The markov_speaking.py is written in Python 3.6, using jieba, codecs, random and re. You need to install jieba by pip2 install jieba.

Usage

  • The markov_speaking.py provides a class Markov, the init of Markov is __init__(self, filepath = None, mode = 0, coding="utf8"). filepath is the file you want to parse, and the sentences the class build will base on this file. mode is 0 if you want to parse English, and 1 if Chinese. coding assigns the codec, default is UTF-8.
  • Let p be a instance of Markov, you can use p.train(self, filepath = '', mode = 0, coding="utf8") to regenerate the instance.
  • After you have built p and trained, you can use p.say(length) to generate a random sentence.
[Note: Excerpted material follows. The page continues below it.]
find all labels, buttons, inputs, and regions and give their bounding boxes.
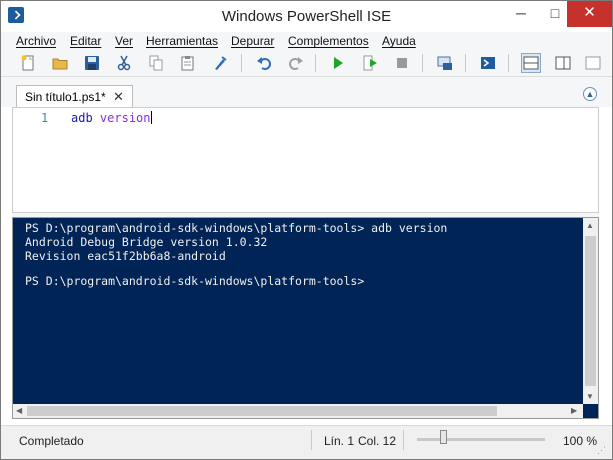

The length is the max length of sentence to generate, default is 10.

Examples For Use

with all the material included

>>> import markov_speaking
>>> p = markov_speaking.Markov('swords.txt', 1)
Building prefix dict from the default dictionary ...
Loading model from cache /home/forec/cache
Dumping model to file cache /home/forec/cache
Loading model cost 1.578 seconds.
Prefix dict has been built succesfully.
>>> p.say(5)
忽然想到一计说道师伯令狐师兄行侠仗义

Update-logs

  • 2019-5-12: change it to py3
  • 2016-10-10: Add project and build repository.
  • 2016-10-11: Fix problems in English part: Not split words by sentences.
  • 2016-10-12: Fix train function.
  • 2016-10-13: Remove useless chinese upper condition.